Graphically speaking, there isn’t much difference between the PlayStation 2 versions and this newest game, but the art direction of Kingdom Hearts 3D makes up for it. Color is used more liberally than any iteration previous. The most notable example is the new enemy, the dream eaters, who look like they belong in Viva Piñata more than Kingdom Hearts.
Furthermore, the implementation of 3D is the best on the 3DS to date. Square Enix has outdone itself as the 3D effect really improves the experience. The most impressive display of this is the game’s opening cinematic, which is at its best, visually speaking.
The game is littered with other cutscenes – which won’t be as detailed as the opening scene – but are also choice moments to engage the 3D function. As far as gameplay goes, it still looks good, but I prefer to leave it off as it’s hard to keep the 3DS in that3D sweet spot.
Music is one area of Kingdom Hearts I would usually praise for perfectly capturing the tone and emotion of the game. While Kingdom Hearts 3D occasionally reaches these moments with specific tracks, I found myself dissatisfied with some of the game’s soundtrack.
Some of the stranger musical choices occur during boss fights, which are more whimsical than ominous. This makes it hard to get hyped for a fight when you consider the bosses look like stuffed animals covered in Froot Loops.
These problematic choices continue as I was never drawn to the music presented in any of the worlds. While the majority of the tracks are not as catchy as previous installments, that’s not to say that all of the music in Kingdom Hearts 3D is dull. Character themes and anything produced by Utada Hikaru are still compelling masterpieces. The soundtrack is great, just not for a Kingdom Heart’s game.
Much like the game’s music, the voice acting is a mixed bag. The actors themselves are an assortment of pop singers, talent from cult-hit T.V. shows and every oddity between.
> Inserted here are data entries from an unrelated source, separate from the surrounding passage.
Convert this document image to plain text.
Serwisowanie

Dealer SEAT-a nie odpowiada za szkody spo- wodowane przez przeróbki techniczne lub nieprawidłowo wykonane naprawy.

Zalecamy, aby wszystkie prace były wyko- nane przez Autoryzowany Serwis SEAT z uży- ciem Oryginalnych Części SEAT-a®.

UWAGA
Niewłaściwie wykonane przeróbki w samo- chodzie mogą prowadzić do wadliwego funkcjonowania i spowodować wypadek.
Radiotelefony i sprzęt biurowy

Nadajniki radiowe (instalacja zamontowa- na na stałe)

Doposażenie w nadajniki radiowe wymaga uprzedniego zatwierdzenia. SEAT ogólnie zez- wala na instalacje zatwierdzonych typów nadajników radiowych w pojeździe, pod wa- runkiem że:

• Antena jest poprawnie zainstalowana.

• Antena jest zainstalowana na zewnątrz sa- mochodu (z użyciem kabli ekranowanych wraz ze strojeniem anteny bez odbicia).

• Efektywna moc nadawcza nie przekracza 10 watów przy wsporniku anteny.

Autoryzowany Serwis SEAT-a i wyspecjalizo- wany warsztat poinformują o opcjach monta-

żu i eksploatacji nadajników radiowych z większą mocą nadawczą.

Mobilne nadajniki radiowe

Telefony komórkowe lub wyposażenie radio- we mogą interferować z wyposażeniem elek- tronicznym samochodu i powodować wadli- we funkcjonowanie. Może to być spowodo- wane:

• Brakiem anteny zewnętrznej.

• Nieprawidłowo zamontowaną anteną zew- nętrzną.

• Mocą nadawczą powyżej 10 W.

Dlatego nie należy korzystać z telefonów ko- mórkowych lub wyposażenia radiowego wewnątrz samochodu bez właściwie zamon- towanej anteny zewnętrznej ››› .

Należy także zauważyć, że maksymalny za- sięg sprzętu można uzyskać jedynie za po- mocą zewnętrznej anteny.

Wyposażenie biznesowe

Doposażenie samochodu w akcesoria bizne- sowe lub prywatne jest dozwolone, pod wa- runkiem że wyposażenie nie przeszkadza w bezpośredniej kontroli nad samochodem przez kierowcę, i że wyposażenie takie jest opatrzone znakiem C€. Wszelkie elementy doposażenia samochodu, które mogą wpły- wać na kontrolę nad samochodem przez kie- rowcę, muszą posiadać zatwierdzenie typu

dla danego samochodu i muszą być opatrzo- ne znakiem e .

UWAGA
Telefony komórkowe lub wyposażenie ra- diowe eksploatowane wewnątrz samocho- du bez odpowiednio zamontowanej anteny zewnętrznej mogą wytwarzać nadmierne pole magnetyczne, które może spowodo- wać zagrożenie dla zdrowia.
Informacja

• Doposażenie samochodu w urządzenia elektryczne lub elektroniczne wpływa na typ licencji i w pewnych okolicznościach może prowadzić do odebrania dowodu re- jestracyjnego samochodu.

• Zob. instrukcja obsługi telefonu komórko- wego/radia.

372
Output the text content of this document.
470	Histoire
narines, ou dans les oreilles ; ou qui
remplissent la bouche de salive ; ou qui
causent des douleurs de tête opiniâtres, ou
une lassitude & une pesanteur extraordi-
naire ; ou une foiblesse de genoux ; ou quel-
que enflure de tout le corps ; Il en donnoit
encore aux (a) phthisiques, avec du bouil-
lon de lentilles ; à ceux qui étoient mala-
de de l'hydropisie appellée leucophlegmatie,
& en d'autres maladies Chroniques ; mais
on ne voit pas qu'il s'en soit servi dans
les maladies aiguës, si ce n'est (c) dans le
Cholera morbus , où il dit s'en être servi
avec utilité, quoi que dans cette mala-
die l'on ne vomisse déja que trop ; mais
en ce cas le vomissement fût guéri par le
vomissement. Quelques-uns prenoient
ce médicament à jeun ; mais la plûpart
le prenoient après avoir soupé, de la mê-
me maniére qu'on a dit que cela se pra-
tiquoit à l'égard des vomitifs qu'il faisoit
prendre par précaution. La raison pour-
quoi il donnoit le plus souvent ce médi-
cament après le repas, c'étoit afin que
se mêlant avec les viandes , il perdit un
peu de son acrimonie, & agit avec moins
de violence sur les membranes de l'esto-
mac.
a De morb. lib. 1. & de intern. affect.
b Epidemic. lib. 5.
Kingdom Hearts doesn’t necessarily rely heavily on voice overs, but it seems to be working toward making them more prevalent. Some lines are delivered well and work to pull you into the story while others carry loads of awkwardness and make you cringe. Overall, it’s an improvement on previous games in the series, but more work needs to be done.
Overall - 3.5/5
As a fan of the Kingdom Hearts series, I judge the titles harshly rather than appreciating them without question. While there are some bad games in the series, Dream Drop Distance isn’t one of them. Whether you’re a longtime fan or someone wanting to get into Kingdom Hearts, this game is a great place to start. While not perfect, Kingdom Hearts 3D: Dream Drop Distance will leave you craving more.